Poster
in
Affinity Workshop: Black in AI
Predicting the Level of Anemia among Ethiopian Pregnant Women using Homogeneous Ensemble Machine Learning Algorithm and Deploy on Cloud-based Framework.
Belayneh Dejene · Tesfamariam Abuhay · Dawit Shibabaw
Keywords: [ Computer Vision ] [ Deep Learning ] [ artificial intelligence ] [ machine learning ]
This study aims to predict the level of anemia among pregnant women in the case of Ethiopia using homogeneous ensemble machine learning algorithms and deploy them on Heroku-based cloud computing for potential users. In this study, the data were gathered from the Ethiopian demographic, health survey (EDHS) collected three times at five-year intervals. The data were preprocessed to get quality data that are suitable for the machine learning algorithm to develop a model that predicts the levels of anemia among pregnant. The study was conducted following a design science approach. Random forest, cat boost, and extreme gradient boosting with class decomposition (one versus one and one versus rest) and without class decomposition were employed to build the predictive model. For constructing the proposed model, nine experiments were conducted with a total of 29104 instances with 23 features, and a training and testing dataset split ratio of 80/20. The overall accuracy of random forest, extreme gradient boosting, and cat boost without class decompositions are 91.34%, 94.26%, and 97.08.90%, respectively.

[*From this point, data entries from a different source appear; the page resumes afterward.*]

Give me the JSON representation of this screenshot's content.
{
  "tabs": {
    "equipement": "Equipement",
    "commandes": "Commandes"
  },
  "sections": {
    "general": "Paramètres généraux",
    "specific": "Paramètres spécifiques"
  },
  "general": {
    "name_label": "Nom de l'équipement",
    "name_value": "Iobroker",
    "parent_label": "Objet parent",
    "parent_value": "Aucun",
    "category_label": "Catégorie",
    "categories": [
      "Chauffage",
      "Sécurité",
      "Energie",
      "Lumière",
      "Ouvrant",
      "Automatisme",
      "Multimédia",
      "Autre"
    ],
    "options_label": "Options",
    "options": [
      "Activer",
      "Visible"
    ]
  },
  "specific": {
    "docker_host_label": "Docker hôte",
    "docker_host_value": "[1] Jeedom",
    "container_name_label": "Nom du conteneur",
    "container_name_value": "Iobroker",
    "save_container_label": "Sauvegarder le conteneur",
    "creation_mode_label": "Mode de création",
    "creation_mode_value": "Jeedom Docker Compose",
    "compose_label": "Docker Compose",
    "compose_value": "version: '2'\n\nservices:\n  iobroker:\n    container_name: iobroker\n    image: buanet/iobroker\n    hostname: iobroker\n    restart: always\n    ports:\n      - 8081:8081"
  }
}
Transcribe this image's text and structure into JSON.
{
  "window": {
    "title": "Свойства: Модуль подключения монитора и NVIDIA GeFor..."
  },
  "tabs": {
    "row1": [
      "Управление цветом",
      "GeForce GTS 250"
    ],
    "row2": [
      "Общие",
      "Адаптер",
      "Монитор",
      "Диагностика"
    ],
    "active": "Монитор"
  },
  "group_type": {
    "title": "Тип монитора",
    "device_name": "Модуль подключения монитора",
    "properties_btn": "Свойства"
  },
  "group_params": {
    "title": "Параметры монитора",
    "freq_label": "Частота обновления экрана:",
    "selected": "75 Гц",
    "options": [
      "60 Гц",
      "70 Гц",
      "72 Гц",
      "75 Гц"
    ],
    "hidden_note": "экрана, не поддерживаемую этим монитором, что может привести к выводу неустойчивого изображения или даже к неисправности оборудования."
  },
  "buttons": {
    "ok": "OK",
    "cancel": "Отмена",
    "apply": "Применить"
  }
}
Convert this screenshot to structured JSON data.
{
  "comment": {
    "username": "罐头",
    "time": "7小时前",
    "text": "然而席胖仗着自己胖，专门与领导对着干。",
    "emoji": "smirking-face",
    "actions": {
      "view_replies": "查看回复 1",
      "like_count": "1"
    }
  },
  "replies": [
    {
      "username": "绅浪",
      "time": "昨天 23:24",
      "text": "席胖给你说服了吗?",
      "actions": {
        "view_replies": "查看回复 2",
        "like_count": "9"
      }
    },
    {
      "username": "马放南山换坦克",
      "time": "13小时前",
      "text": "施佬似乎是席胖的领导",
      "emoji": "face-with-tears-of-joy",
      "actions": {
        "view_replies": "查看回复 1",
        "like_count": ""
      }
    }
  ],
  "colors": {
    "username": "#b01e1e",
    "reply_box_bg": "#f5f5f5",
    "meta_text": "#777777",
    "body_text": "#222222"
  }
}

The overall accuracy of random forest, extreme gradient boosting, and cat boost with one versus one are 94.4%, 95.21%, and 97.44%, respectively. The overall accuracy of random forest, extreme gradient boosting, and cat boost with one versus the rest are 94.4%, 94.54%, and 97.6%, respectively. Finally, the researcher decided to use cat boost algorithms with one versus the rest for further use in the development of artifacts, model deployment, risk factor analysis, and generating rules because it has registered better performance with 97.6% accuracy. We identified the most determinant risk factors using feature importance. Some of them are the duration of the current pregnancy, age in 5-year groups, source of drinking water, respondent's occupation, number of household members, wealth index, husband/partner's education level, and birth history.